Genau auf dieser Linie liegt die Kritik Prodis an der auf dem Kölner Regierungsgipfel beschlossenen nur begrenzten Veränderung der Institutionen zur nächsten Reformkonferenz der EU. Prodi ruft: "Avanti, avanti!" und denkt schon an eine Straffung der Kommission und eine veränderte Stimmengewichtung im Ministerrat. Statt des Vetorechtes fordert er das Majorzsystem, das vor allem die kleinen Vasallen im Völkerkerker de facto entmachtet. Daran aber dürfte er entweder scheitern oder sich die Hörner abstoßen, denn der Widerstand der Mitglieder gegen Totalverzicht auf nationale Lebensinteressen wird von Gipfel zu Gipfel zäher.
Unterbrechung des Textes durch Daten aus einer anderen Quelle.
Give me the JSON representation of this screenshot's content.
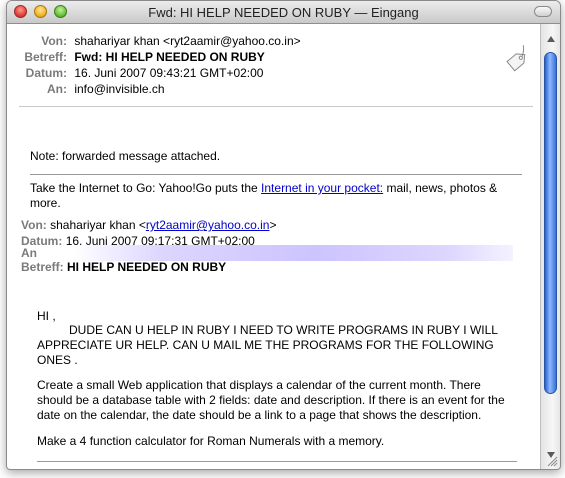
{
  "window": {
    "title": "Fwd: HI HELP NEEDED ON RUBY — Eingang"
  },
  "header": [
    {
      "label": "Von:",
      "value": "shahariyar khan <ryt2aamir@yahoo.co.in>"
    },
    {
      "label": "Betreff:",
      "value": "Fwd: HI HELP NEEDED ON RUBY"
    },
    {
      "label": "Datum:",
      "value": "16. Juni 2007 09:43:21 GMT+02:00"
    },
    {
      "label": "An:",
      "value": "info@invisible.ch"
    }
  ],
  "body": {
    "note": "Note: forwarded message attached.",
    "ad_prefix": "Take the Internet to Go: Yahoo!Go puts the ",
    "ad_link": "Internet in your pocket:",
    "ad_suffix": " mail, news, photos &",
    "ad_line2": "more."
  },
  "forwarded": {
    "von_label": "Von:",
    "von_name": "shahariyar khan <",
    "von_email": "ryt2aamir@yahoo.co.in",
    "von_close": ">",
    "datum_label": "Datum:",
    "datum_value": "16. Juni 2007 09:17:31 GMT+02:00",
    "an_label": "An",
    "betreff_label": "Betreff:",
    "betreff_value": "HI HELP NEEDED ON RUBY"
  },
  "message": {
    "greeting": "HI ,",
    "line1": "DUDE CAN U HELP IN RUBY I NEED TO WRITE PROGRAMS IN RUBY I WILL",
    "line2": "APPRECIATE UR HELP. CAN U MAIL ME THE PROGRAMS FOR THE FOLLOWING",
    "line3": "ONES .",
    "p1_line1": "Create a small Web application that displays a calendar of the current month. There",
    "p1_line2": "should be a database table with 2 fields: date and description. If there is an event for the",
    "p1_line3": "date on the calendar, the date should be a link to a page that shows the description.",
    "p2": "Make a 4 function calculator for Roman Numerals with a memory."
  }
}
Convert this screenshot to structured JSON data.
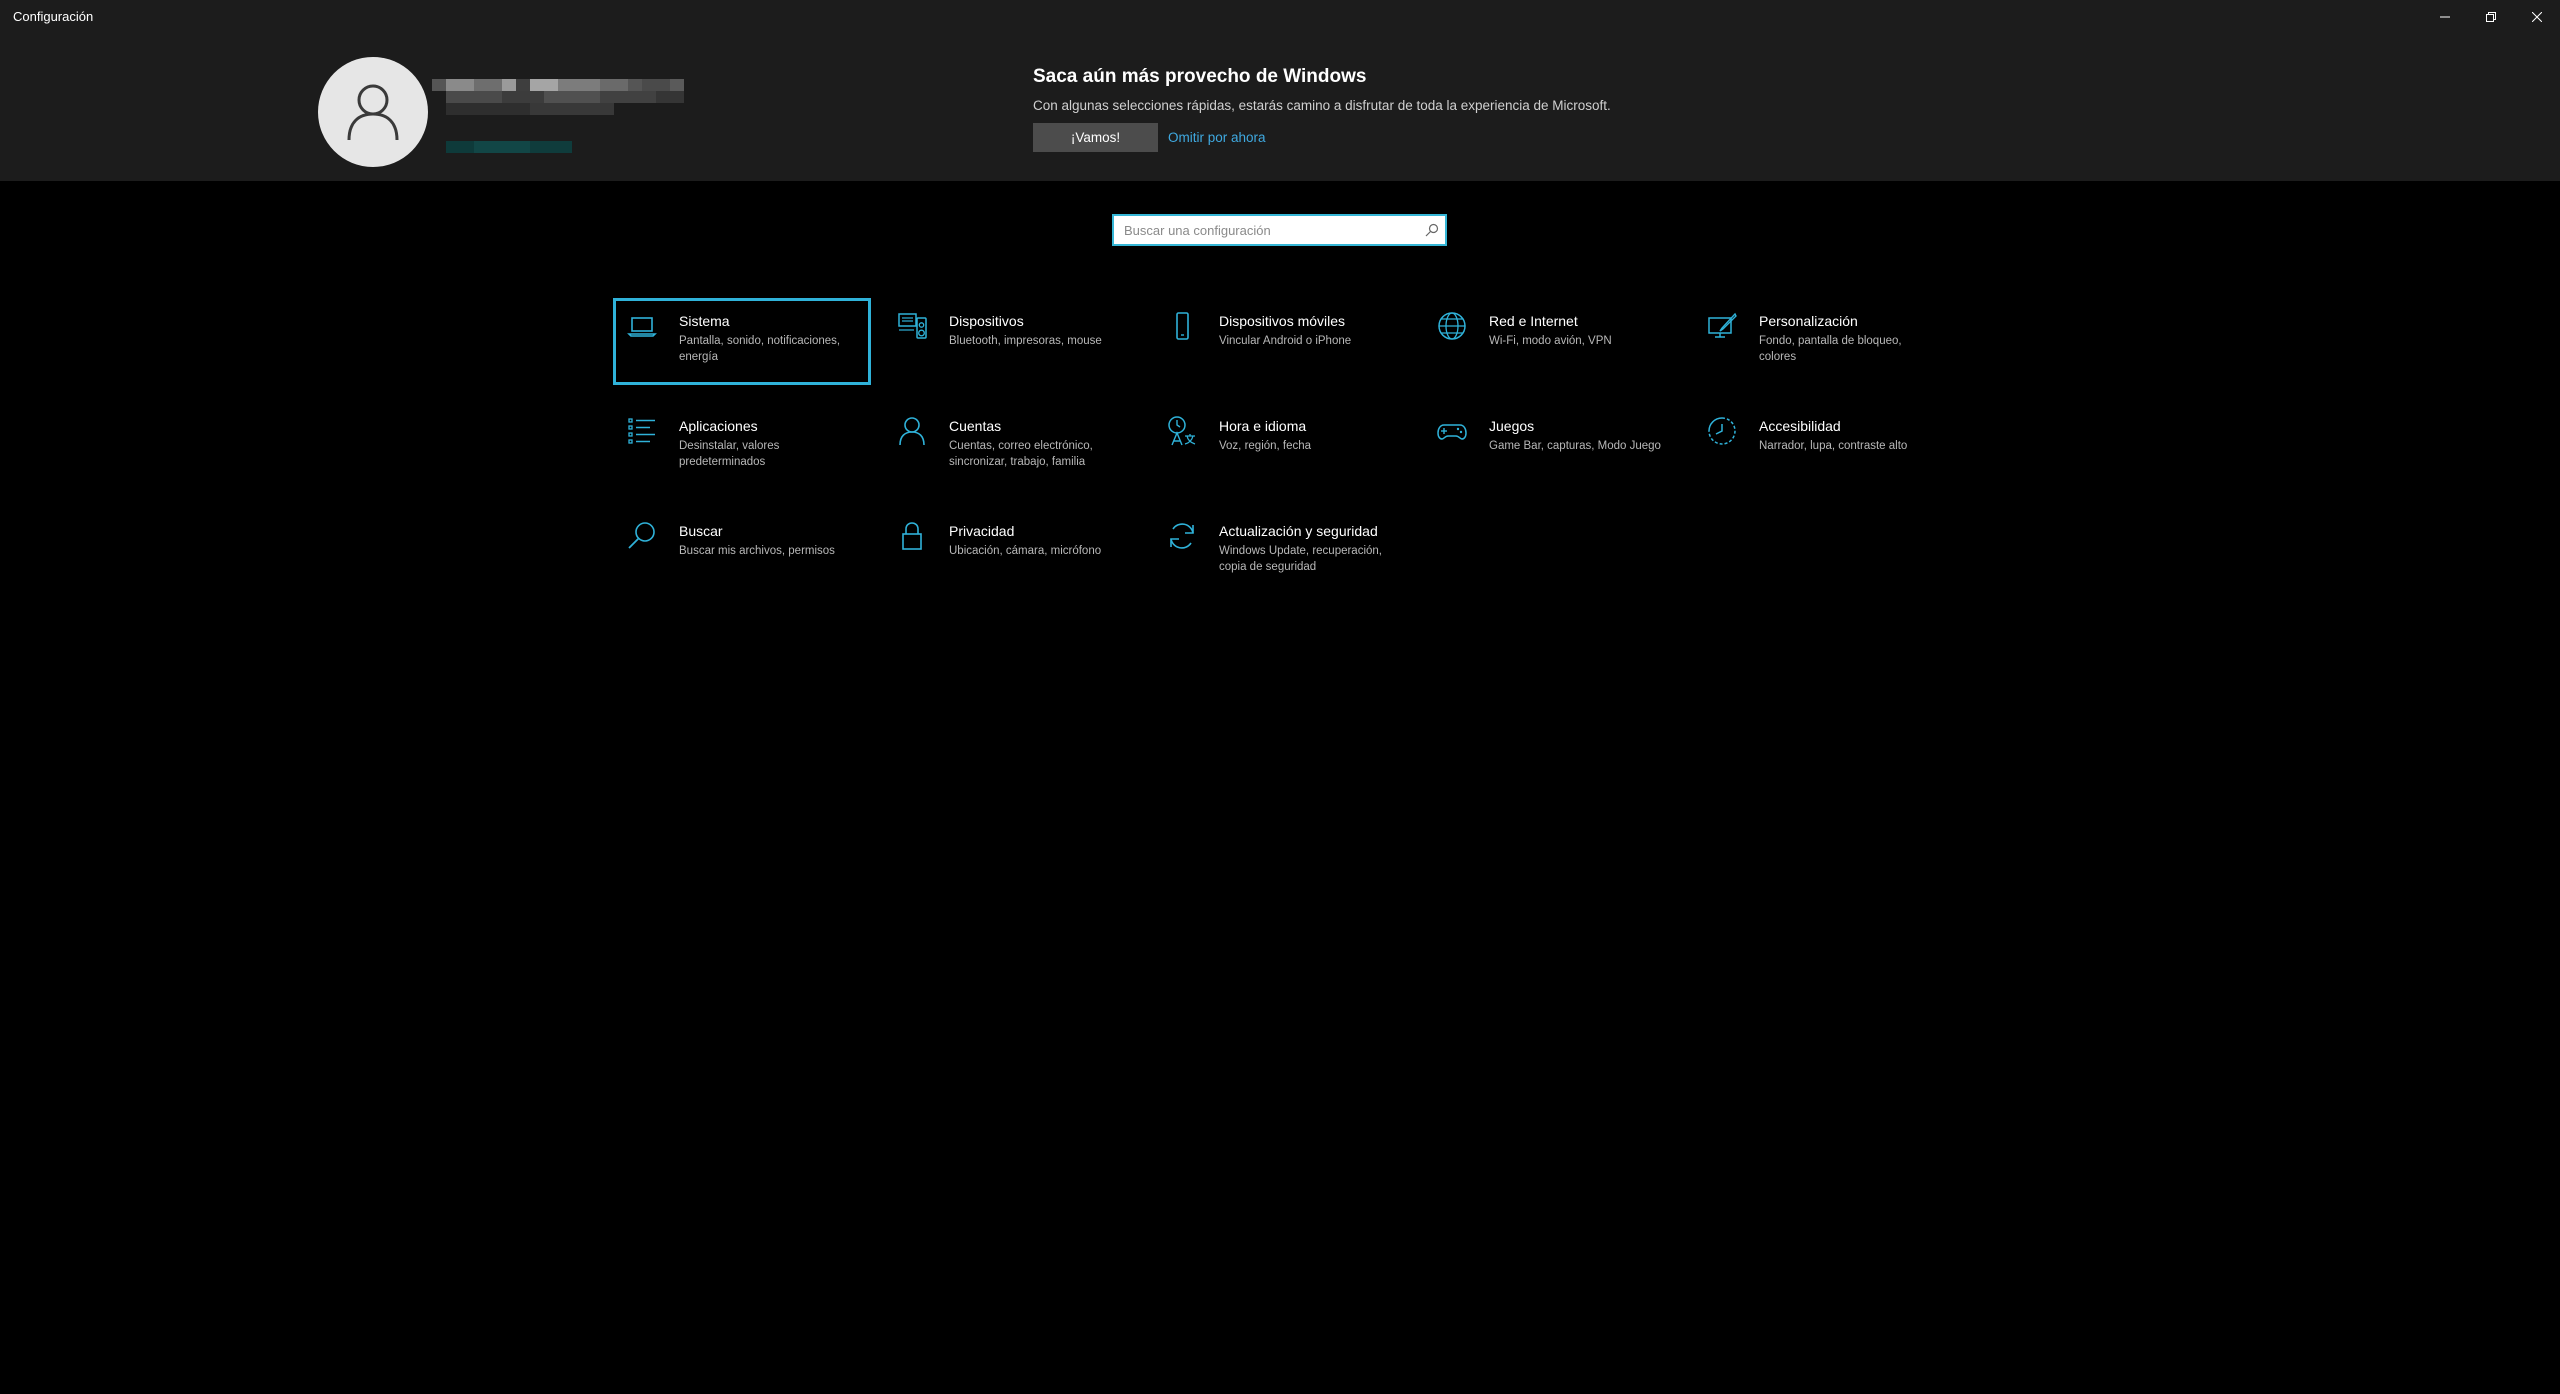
{
  "window": {
    "title": "Configuración"
  },
  "promo": {
    "title": "Saca aún más provecho de Windows",
    "description": "Con algunas selecciones rápidas, estarás camino a disfrutar de toda la experiencia de Microsoft.",
    "primary_label": "¡Vamos!",
    "secondary_label": "Omitir por ahora"
  },
  "search": {
    "placeholder": "Buscar una configuración"
  },
  "colors": {
    "accent": "#2fb2d9",
    "link": "#3fa9e0",
    "header_bg": "#1c1c1c",
    "page_bg": "#000000"
  },
  "categories": [
    {
      "label": "Sistema",
      "desc": "Pantalla, sonido, notificaciones, energía",
      "icon": "laptop-icon"
    },
    {
      "label": "Dispositivos",
      "desc": "Bluetooth, impresoras, mouse",
      "icon": "devices-icon"
    },
    {
      "label": "Dispositivos móviles",
      "desc": "Vincular Android o iPhone",
      "icon": "phone-icon"
    },
    {
      "label": "Red e Internet",
      "desc": "Wi-Fi, modo avión, VPN",
      "icon": "globe-icon"
    },
    {
      "label": "Personalización",
      "desc": "Fondo, pantalla de bloqueo, colores",
      "icon": "personalization-icon"
    },
    {
      "label": "Aplicaciones",
      "desc": "Desinstalar, valores predeterminados",
      "icon": "apps-list-icon"
    },
    {
      "label": "Cuentas",
      "desc": "Cuentas, correo electrónico, sincronizar, trabajo, familia",
      "icon": "person-icon"
    },
    {
      "label": "Hora e idioma",
      "desc": "Voz, región, fecha",
      "icon": "time-language-icon"
    },
    {
      "label": "Juegos",
      "desc": "Game Bar, capturas, Modo Juego",
      "icon": "gamepad-icon"
    },
    {
      "label": "Accesibilidad",
      "desc": "Narrador, lupa, contraste alto",
      "icon": "accessibility-icon"
    },
    {
      "label": "Buscar",
      "desc": "Buscar mis archivos, permisos",
      "icon": "search-icon"
    },
    {
      "label": "Privacidad",
      "desc": "Ubicación, cámara, micrófono",
      "icon": "lock-icon"
    },
    {
      "label": "Actualización y seguridad",
      "desc": "Windows Update, recuperación, copia de seguridad",
      "icon": "sync-icon"
    }
  ]
}
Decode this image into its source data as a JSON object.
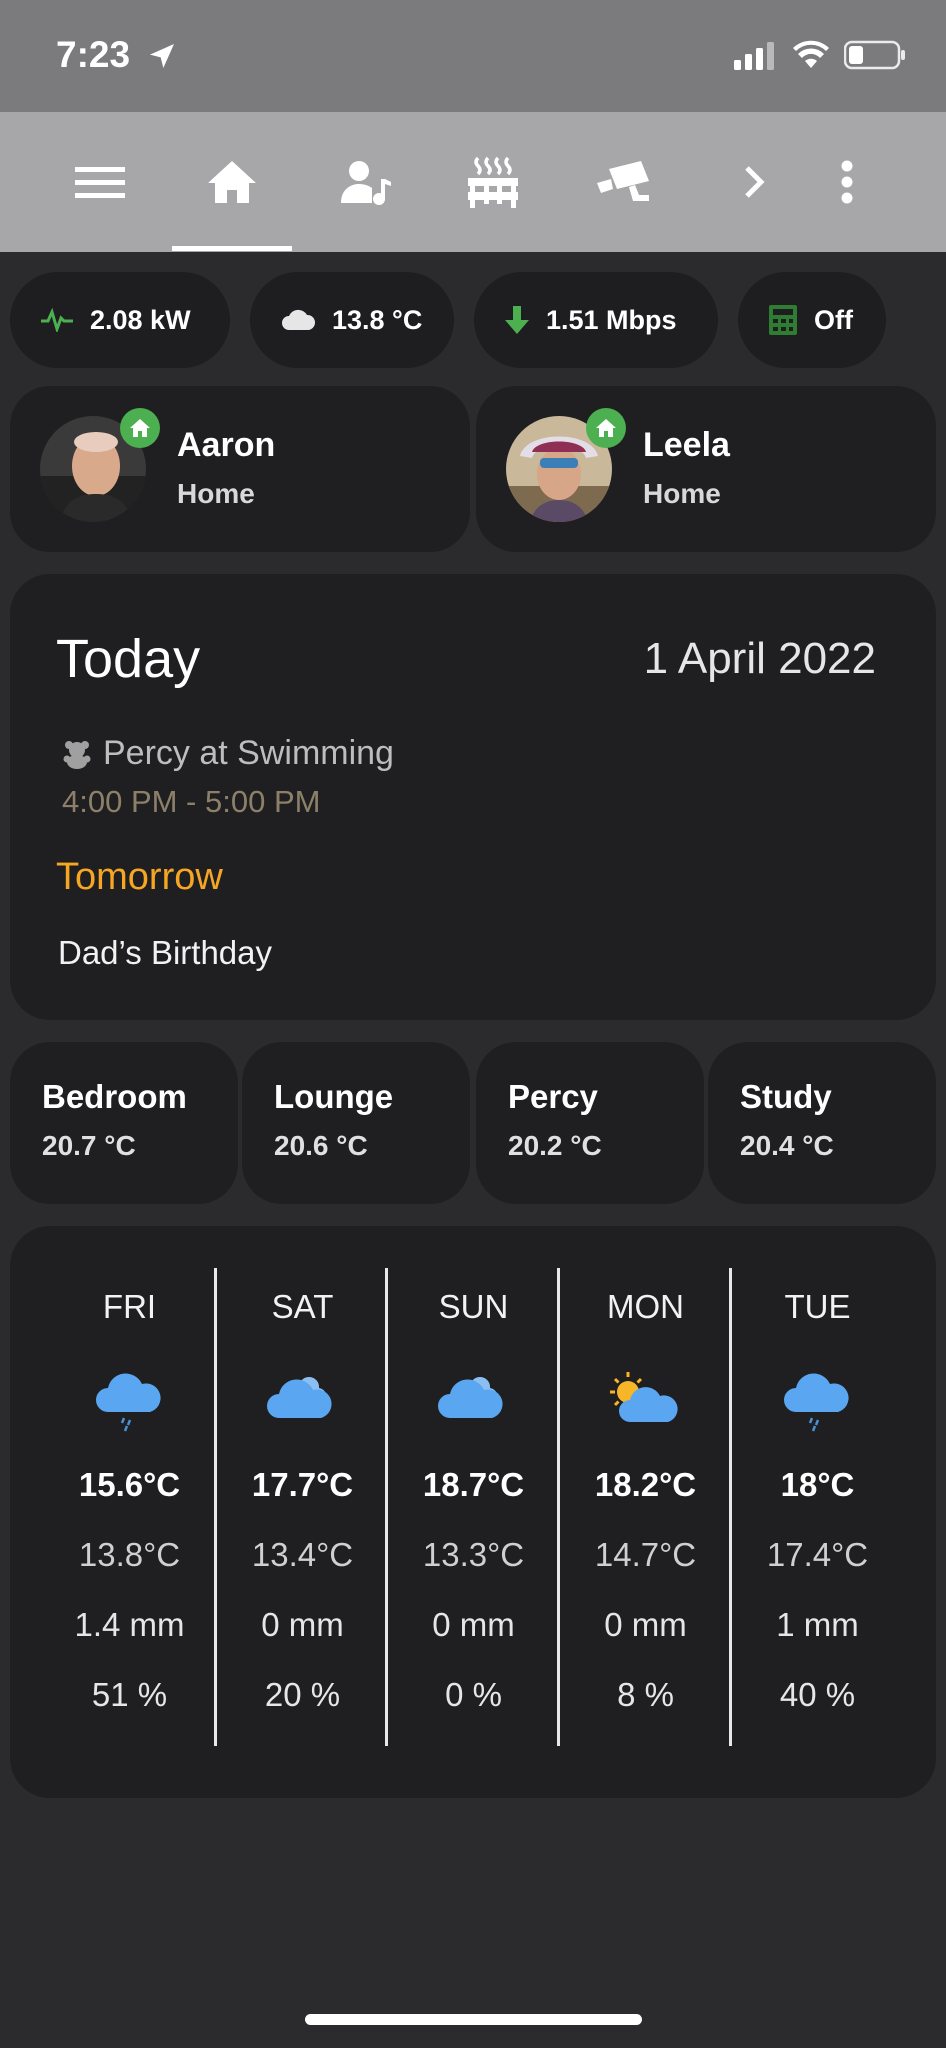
{
  "status_bar": {
    "time": "7:23"
  },
  "toolbar": {
    "icons": [
      "menu-icon",
      "home-icon",
      "person-music-icon",
      "radiator-icon",
      "camera-icon",
      "chevron-right-icon",
      "more-vert-icon"
    ]
  },
  "chips": [
    {
      "icon": "pulse-icon",
      "label": "2.08 kW",
      "color": "#4caf50"
    },
    {
      "icon": "cloud-icon",
      "label": "13.8 °C",
      "color": "#e0e0e0"
    },
    {
      "icon": "arrow-down-icon",
      "label": "1.51 Mbps",
      "color": "#4caf50"
    },
    {
      "icon": "calculator-icon",
      "label": "Off",
      "color": "#2e7d32"
    }
  ],
  "people": [
    {
      "name": "Aaron",
      "state": "Home"
    },
    {
      "name": "Leela",
      "state": "Home"
    }
  ],
  "calendar": {
    "today_label": "Today",
    "date": "1 April 2022",
    "event_title": "Percy at Swimming",
    "event_time": "4:00 PM - 5:00 PM",
    "tomorrow_label": "Tomorrow",
    "tomorrow_event": "Dad’s Birthday"
  },
  "rooms": [
    {
      "name": "Bedroom",
      "temp": "20.7 °C"
    },
    {
      "name": "Lounge",
      "temp": "20.6 °C"
    },
    {
      "name": "Percy",
      "temp": "20.2 °C"
    },
    {
      "name": "Study",
      "temp": "20.4 °C"
    }
  ],
  "forecast": [
    {
      "day": "FRI",
      "icon": "rain-cloud-icon",
      "high": "15.6°C",
      "low": "13.8°C",
      "rain": "1.4 mm",
      "chance": "51 %"
    },
    {
      "day": "SAT",
      "icon": "cloudy-icon",
      "high": "17.7°C",
      "low": "13.4°C",
      "rain": "0 mm",
      "chance": "20 %"
    },
    {
      "day": "SUN",
      "icon": "cloudy-icon",
      "high": "18.7°C",
      "low": "13.3°C",
      "rain": "0 mm",
      "chance": "0 %"
    },
    {
      "day": "MON",
      "icon": "partly-sunny-icon",
      "high": "18.2°C",
      "low": "14.7°C",
      "rain": "0 mm",
      "chance": "8 %"
    },
    {
      "day": "TUE",
      "icon": "rain-cloud-icon",
      "high": "18°C",
      "low": "17.4°C",
      "rain": "1 mm",
      "chance": "40 %"
    }
  ],
  "colors": {
    "accent": "#f5a623",
    "home_badge": "#4caf50",
    "weather_blue": "#5aa6f0"
  }
}
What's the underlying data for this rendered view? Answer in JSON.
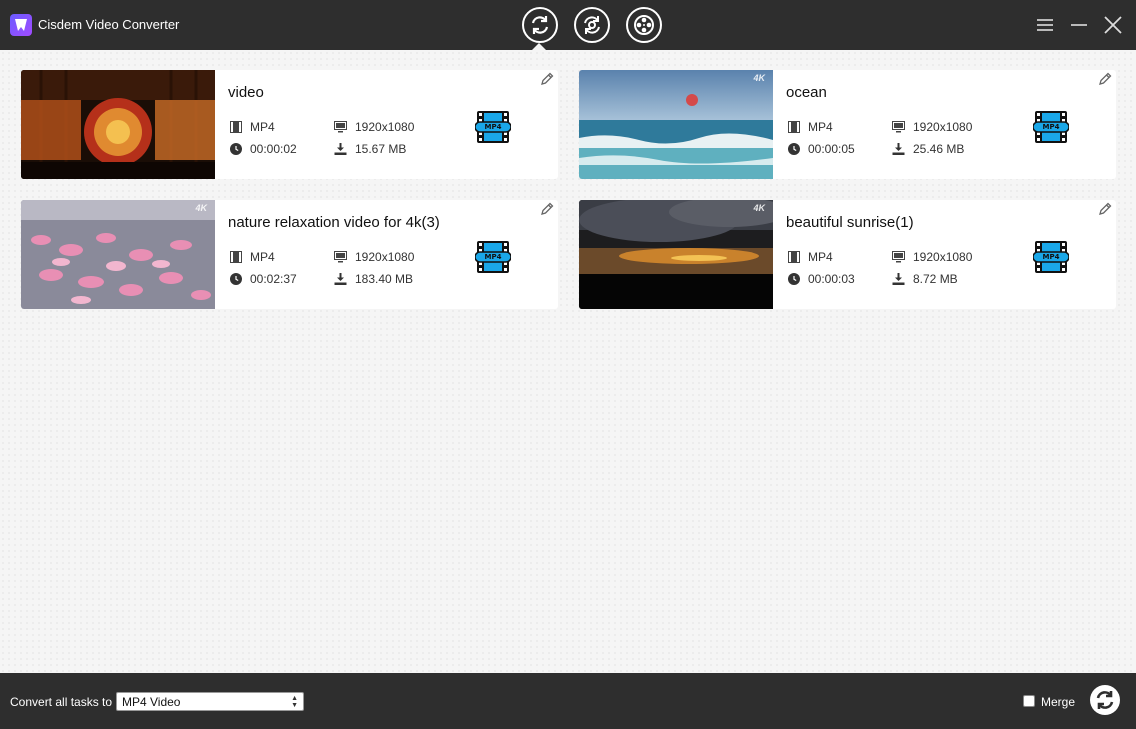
{
  "app": {
    "title": "Cisdem Video Converter"
  },
  "toolbar": {
    "modes": [
      {
        "name": "convert",
        "icon": "convert-icon",
        "active": true
      },
      {
        "name": "rip",
        "icon": "rip-icon",
        "active": false
      },
      {
        "name": "download",
        "icon": "film-reel-icon",
        "active": false
      }
    ]
  },
  "window_controls": [
    "menu-icon",
    "minimize-icon",
    "close-icon"
  ],
  "videos": [
    {
      "title": "video",
      "format": "MP4",
      "resolution": "1920x1080",
      "duration": "00:00:02",
      "size": "15.67 MB",
      "output_format": "MP4",
      "thumb": "stained-glass",
      "badge": ""
    },
    {
      "title": "ocean",
      "format": "MP4",
      "resolution": "1920x1080",
      "duration": "00:00:05",
      "size": "25.46 MB",
      "output_format": "MP4",
      "thumb": "ocean",
      "badge": "4K"
    },
    {
      "title": "nature relaxation video for 4k(3)",
      "format": "MP4",
      "resolution": "1920x1080",
      "duration": "00:02:37",
      "size": "183.40 MB",
      "output_format": "MP4",
      "thumb": "flamingos",
      "badge": "4K"
    },
    {
      "title": "beautiful sunrise(1)",
      "format": "MP4",
      "resolution": "1920x1080",
      "duration": "00:00:03",
      "size": "8.72 MB",
      "output_format": "MP4",
      "thumb": "sunrise",
      "badge": "4K"
    }
  ],
  "bottom": {
    "convert_label": "Convert all tasks to",
    "selected_format": "MP4 Video",
    "merge_label": "Merge",
    "merge_checked": false
  },
  "colors": {
    "titlebar": "#2e2e2e",
    "accent": "#1aa7e8",
    "logo": "#7b4dff"
  }
}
Die überaus positive Einschätzung der eigenen Ratspräsidentschaft, mit der kürzlich Bundeskanzler Gerhard Schröder und Außenminister Josef Fischer die Öffentlichkeit überraschten, wird daheim und draußen völlig unterschiedlich verstanden. Die "Agenda 2000" ist nur ein fauler Kompromiß. Die Einsparung von sieben Milliarden Mark Nettozahlungen an die EU wurde auch nicht annähernd erreicht. Die Teilnahme am Angriffskrieg auf dem Balkan löst eine Kostenlawine sondergleichen aus. Zusätzlich zu der Belastung durch den Balkan die Osterweiterung, für die Günter Verheugen als Kommissar sein Himmelfahrtskommando antritt. Noch dazu hat die Gutsherrenart des Auftritts von Schröder und Fischer die an deutsche Demut gewohnten Konsorten im Syndikat vergrault. Die Diskriminierung des Deutschen als Arbeitssprache durch die finnische Ratspräsidentschaft kann als Rache durch Sprachverwirrung angesehen werden.